The American West is notorious for its sky-high passes that scale heights far higher than roads visited in Europe. While 2,000 metres is the threshold for what is considered high-altitude ascents in France, Italy, and Spain, in the western half of the United States, the big climbs frequently exceed the 3,000-metre threshold. 

Daylight Pass, however, goes to the other extreme. The pass has two different begins, but if you take the path from Furnace Creek, one of the main visitor centres, the climb begins from below sea level at Badwater Basin in Death Valley and ploughs its way up to over 1,300 meters along the eastern rim of America’s hottest valley. While the heat is what Death Valley is known for, once the climb begins it is clear to see all the other beautiful characteristics of the biggest national park in the lower 48 states. 

Along the climb, the surroundings change from barren sands to high desert sagebrush, while towering rock formations spiral towards the sky along the punishing slopes. This 360-degree panorama of some of the most incredible arid terrain anywhere in the world is accessible via a great cycling route. 

(Image credit: VeloViewer)

To make a complete loop, road bike options are a bit limited at the top of the climb, as there are no major towns within many miles of the pass. However, there are water and food options available in Betty, Nevada, a couple of miles down the main road. The best option, however, is to climb the road with a gravel bike and then extend the ride back down to Death Valley via Echo Canyon or Titus Canyon. 

Titus Canyon is currently closed to all traffic, with the possibility of reopening in January 2025, but it is one of the most dramatic dirt roads in the United States. Echo Canyon is open but extremely remote and rarely travelled. Consultation with the Death Valley park authorities is greatly encouraged, as the Death Valley area is one of the most extreme and remote anywhere in the United States.

Reddish Knob – George Washington National Forest, Virginia

(Image credit: Logan Jones-Wilkins )

14.5km (9.0 miles), 5.6% average, 832 metres (2,729 feet)
Strava link
Men’s KOM: Cameron Cogburn – 35:06
Women’s KOM: Jill Patterson – 44:40

If the Rockies are like the Alps, the Appalachian mountains are probably most like the Apennines. What they lack in high-altitude snowcapped peaks, they make up for in rich forest climbs up steep, verdant ridgelines. While most of the climbs along the Appalachian Mountains are short and steep ramps, a few are extended enough to be considered monsters in their own right.
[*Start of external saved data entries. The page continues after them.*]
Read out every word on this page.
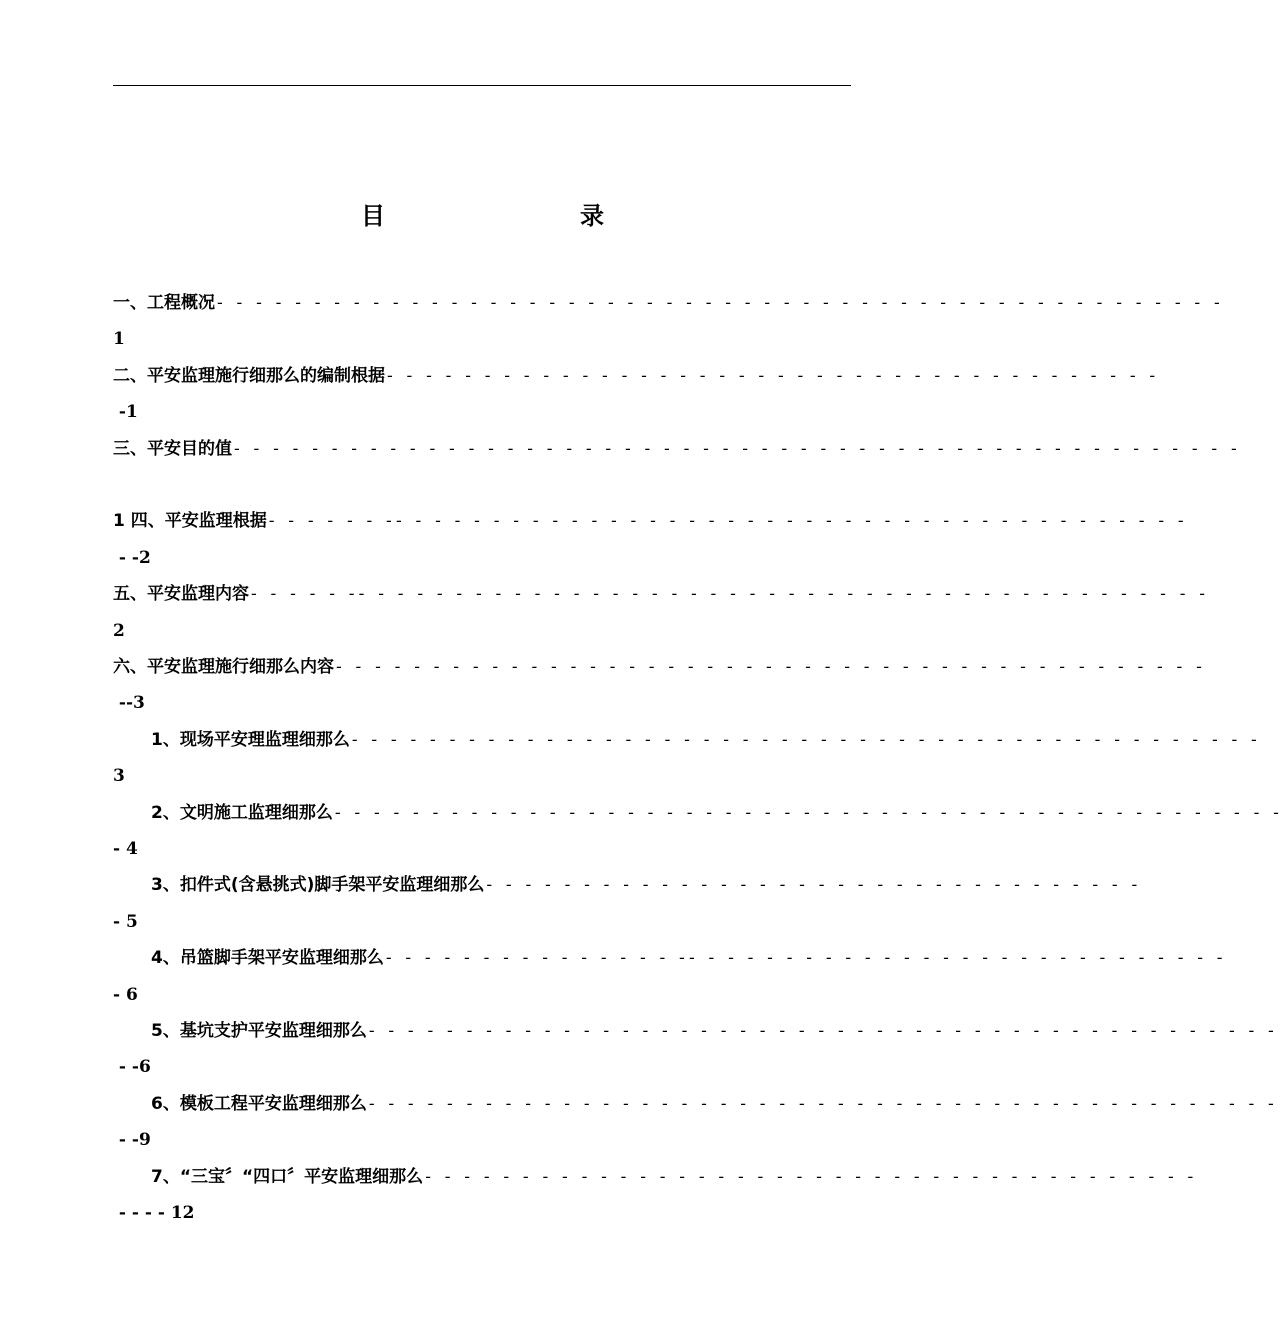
目	录
一、工程概况 - - - - - - - - - - - - - - - - - - - - - - - - - - - - - - - - - - - - - - - - - - - - - - - - - - - -
1
二、平安监理施行细那么的编制根据 - - - - - - - - - - - - - - - - - - - - - - - - - - - - - - - - - - - - - - - -
-1
三、平安目的值 - - - - - - - - - - - - - - - - - - - - - - - - - - - - - - - - - - - - - - - - - - - - - - - - - - - -
1 四、平安监理根据 - - - - - - -- - - - - - - - - - - - - - - - - - - - - - - - - - - - - - - - - - - - - - - - -
- -2
五、平安监理内容 - - - - - -- - - - - - - - - - - - - - - - - - - - - - - - - - - - - - - - - - - - - - - - - - - -
2
六、平安监理施行细那么内容 - - - - - - - - - - - - - - - - - - - - - - - - - - - - - - - - - - - - - - - - - - - - -
--3
1、现场平安理监理细那么 - - - - - - - - - - - - - - - - - - - - - - - - - - - - - - - - - - - - - - - - - - - - - - -
3
2、文明施工监理细那么 - - - - - - - - - - - - - - - - - - - - - - - - - - - - - - - - - - - - - - - - - - - - - - - - -
- 4
3、扣件式(含悬挑式)脚手架平安监理细那么 - - - - - - - - - - - - - - - - - - - - - - - - - - - - - - - - - -
- 5
4、吊篮脚手架平安监理细那么 - - - - - - - - - - - - - - - -- - - - - - - - - - - - - - - - - - - - - - - - - - - -
- 6
5、基坑支护平安监理细那么 - - - - - - - - - - - - - - - - - - - - - - - - - - - - - - - - - - - - - - - - - - - - - - -
- -6
6、模板工程平安监理细那么 - - - - - - - - - - - - - - - - - - - - - - - - - - - - - - - - - - - - - - - - - - - - - - -
- -9
7、“三宝〞“四口〞平安监理细那么 - - - - - - - - - - - - - - - - - - - - - - - - - - - - - - - - - - - - - - - -
- - - - 12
Of those tests is Reddish Knob, which travels up to the West Virginia border from the Virginia cycling city of Harrisonburg. The stats might not be the most impressive, but the climb delivers the goods nonetheless, with a narrow road winding its way up a steep knife-edge of a forested ridge line providing constant views of the nearby mountains and the rich Virginia forests. 

While the other climbs on this list use National Park infrastructure to bring roads up to rarified heights simply for the heck of it, Reddish Knob paves a path to the top of the Shenandoah with little rhyme or reason. There is no real infrastructure at the top, no ski resort or telephone equipment that the other big climbs in the area accommodate, yet still the road exists for the pleasure of cycling. 

(Image credit: VeloViewer)

The road's lack of a true reason for existence has meant that it has fallen into a slight state of disrepair, especially after the left turn that extends the climb beyond the saddle that heads down to the hollers of West Virginia. Nevertheless, it is worth dodging around some potholes to wind your way to massive views across both West Virginia and the Shenandoah Valley. 

What’s more, once you make it to the top, there is fun for every type of bike available to sample with paved, gravel and singletrack options starting from the top of the knob. For any East Coast cyclists, Reddish Knob is a  bucket list climb no matter your area of interest in cycling.